15Cet excès, nous en avons déjà rencontré une première manifestation à l’occasion de l’étude de la division des activités chez Smith et Ferguson. La division est la forme naturelle d’une coopération dont l’effet heureux est de produire un résultat qui excède largement ce qui aurait été fabriqué par les mêmes individus en situation d’isolement. Nous le rencontrerons, à propos de Hume cette fois, lorsqu’il s’agira de comprendre comment juger du caractère juste ou injuste d’une conduite individuelle : il faudra adopter le point de vue de « l’ordre de la société », ou encore, le point de vue du « schème ».
16C’est précisément cet excès et, plus largement le genre de ces excès, qui demande à être identifié et qualifié désormais, c’est-à-dire observé. Cependant, une telle observation suppose un ensemble de conditions qui portent toujours sur la manière de se placer à distance face à l’objet contemplé. Ce sont ces conditions qu’il faudra tenter de délimiter pour mieux comprendre ce qu’on pourra désigner comme « point de vue de la société ».

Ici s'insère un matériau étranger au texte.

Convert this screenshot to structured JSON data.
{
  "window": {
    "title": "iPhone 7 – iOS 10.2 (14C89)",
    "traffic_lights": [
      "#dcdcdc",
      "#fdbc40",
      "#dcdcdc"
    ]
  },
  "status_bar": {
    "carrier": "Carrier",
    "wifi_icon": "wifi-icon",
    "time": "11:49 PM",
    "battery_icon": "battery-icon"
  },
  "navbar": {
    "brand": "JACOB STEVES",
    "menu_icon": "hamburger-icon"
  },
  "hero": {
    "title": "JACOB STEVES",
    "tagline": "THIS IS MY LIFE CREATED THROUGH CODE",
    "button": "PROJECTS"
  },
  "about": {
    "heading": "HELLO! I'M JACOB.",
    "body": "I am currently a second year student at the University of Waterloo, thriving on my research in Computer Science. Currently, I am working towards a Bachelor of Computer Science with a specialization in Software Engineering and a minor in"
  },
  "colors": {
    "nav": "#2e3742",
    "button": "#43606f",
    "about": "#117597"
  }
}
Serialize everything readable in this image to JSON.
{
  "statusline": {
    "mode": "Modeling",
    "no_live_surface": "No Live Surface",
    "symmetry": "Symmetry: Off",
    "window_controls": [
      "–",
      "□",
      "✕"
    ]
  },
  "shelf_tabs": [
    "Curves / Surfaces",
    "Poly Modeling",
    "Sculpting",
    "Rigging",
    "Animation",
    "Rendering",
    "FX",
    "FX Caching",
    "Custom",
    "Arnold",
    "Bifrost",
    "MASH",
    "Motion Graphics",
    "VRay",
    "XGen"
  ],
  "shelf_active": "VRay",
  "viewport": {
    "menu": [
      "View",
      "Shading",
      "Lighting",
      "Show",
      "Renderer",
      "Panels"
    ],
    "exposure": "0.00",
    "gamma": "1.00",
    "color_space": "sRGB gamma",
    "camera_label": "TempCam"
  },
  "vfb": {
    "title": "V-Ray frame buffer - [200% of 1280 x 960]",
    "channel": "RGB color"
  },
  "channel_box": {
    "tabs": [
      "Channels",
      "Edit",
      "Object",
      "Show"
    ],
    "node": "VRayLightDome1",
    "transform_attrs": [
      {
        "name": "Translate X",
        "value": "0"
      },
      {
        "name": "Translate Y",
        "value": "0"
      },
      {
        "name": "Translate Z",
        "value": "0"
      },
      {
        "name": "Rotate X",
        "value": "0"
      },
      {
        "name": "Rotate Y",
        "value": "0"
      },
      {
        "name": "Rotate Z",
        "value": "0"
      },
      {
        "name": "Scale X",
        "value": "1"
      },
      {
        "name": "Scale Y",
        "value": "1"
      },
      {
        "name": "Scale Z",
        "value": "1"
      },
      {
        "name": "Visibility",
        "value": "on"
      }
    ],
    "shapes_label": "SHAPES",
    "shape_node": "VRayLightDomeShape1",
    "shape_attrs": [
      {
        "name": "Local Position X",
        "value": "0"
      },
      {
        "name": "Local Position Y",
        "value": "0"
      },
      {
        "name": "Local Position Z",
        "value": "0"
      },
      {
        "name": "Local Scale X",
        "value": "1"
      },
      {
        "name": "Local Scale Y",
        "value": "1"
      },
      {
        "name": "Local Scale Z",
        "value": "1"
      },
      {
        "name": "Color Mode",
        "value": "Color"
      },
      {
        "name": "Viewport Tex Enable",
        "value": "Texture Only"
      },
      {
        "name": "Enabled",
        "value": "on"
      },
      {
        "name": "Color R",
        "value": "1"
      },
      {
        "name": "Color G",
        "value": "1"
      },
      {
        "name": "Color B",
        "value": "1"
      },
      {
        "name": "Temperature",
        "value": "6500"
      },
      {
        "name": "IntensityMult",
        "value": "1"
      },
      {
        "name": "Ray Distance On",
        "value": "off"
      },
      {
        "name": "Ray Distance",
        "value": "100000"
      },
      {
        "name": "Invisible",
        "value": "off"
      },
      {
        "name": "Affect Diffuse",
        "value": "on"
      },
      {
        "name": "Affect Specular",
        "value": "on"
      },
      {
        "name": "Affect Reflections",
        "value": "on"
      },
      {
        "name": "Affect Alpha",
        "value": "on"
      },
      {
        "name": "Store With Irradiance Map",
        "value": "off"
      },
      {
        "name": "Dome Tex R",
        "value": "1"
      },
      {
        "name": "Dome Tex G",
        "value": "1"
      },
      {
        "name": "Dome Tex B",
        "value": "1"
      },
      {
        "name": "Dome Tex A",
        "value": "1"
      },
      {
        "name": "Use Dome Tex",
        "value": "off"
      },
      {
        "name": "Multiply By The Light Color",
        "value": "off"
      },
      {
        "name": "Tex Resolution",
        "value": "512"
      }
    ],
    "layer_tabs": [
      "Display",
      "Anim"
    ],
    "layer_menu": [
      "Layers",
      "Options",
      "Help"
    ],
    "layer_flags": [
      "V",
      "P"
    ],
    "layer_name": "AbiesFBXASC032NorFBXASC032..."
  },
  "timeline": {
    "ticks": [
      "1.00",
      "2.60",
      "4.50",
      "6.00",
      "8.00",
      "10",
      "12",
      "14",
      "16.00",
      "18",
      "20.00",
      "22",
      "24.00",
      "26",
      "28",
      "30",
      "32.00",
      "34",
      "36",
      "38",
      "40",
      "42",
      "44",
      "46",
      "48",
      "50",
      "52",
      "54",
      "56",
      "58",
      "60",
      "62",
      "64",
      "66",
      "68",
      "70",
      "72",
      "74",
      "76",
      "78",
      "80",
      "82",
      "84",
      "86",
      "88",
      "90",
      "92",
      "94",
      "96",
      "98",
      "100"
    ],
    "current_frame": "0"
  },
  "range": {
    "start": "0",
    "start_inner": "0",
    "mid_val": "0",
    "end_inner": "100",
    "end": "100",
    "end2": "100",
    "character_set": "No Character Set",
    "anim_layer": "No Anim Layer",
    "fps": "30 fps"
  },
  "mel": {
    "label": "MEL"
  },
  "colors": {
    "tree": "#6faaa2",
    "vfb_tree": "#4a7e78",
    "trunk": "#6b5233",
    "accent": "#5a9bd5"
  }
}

17C’est dans ce cadre précis que l’on reviendra au problème de la « main invisible » (chapitre 4 : « L’écueil de l’identification à Dieu »). La littérature sur cette question est vaste, et il n’est pas question de la reprendre in extenso. Le point est un peu différent et il convient de le décliner depuis le plan épistémologique et méthodologique ici retenu.
18Que désignent les occurrences de la main invisible et quelle en est la fonction rhétorique et argumentative ? Que dit-elle de l’objet qu’il s’agit de délimiter et de la manière dont il convient de l’observer ? Dans cette perspective, on proposera de revenir sur deux sortes d’occurrences : la première est portée par La fable des abeilles et désigne, même si l’expression n’est pas mobilisée, l’inversion célèbre des « vices privés » et du « bien public » ; la seconde renvoie au corpus smithien.
19J’entends situer ce problème par rapport à la question qui est mienne et montrer que la métaphore désigne un locus qui résiste au regard de celui qui observe et qui, tout en même temps, manifeste quelque chose comme la consistance et la compacité de ce qui se donne à voir.
20Cette compacité n’est pas immédiatement intelligible et elle impose à l’observateur d’expliciter ce qui est nécessaire à son déchiffrement, à savoir un changement de point de vue d’observation, un déplacement du regard ; autrement dit, l’amorce d’un autre mouvement d’« extraction » du sujet contemplant la société comme ce qui lui devient, en un premier temps, étranger, c’est-à-dire extérieur.
Notes de bas de page
1 Pour une synthèse et une présentation analytique de cet aspect de la philosophie morale de Smith, voir Raphael (1971, notamment sur la théorie du spectateur, p. 27 et suiv. ; sur la vertu d’impartialité, p. 32 et suiv., etc.). Pour une généalogie plus systématique et plus large du problème de la subjectivité à l’époque moderne, se reporter à Thiel (2011, p. 35 et suiv. ; sur Locke, p. 97 et suiv., et sur Hume, p. 383 et suiv.).
2 Je rappelle que cette dépendance anthropologique est posée dès la première proposition de la TSM et déjà commentée (TSM, I, i, p. 23).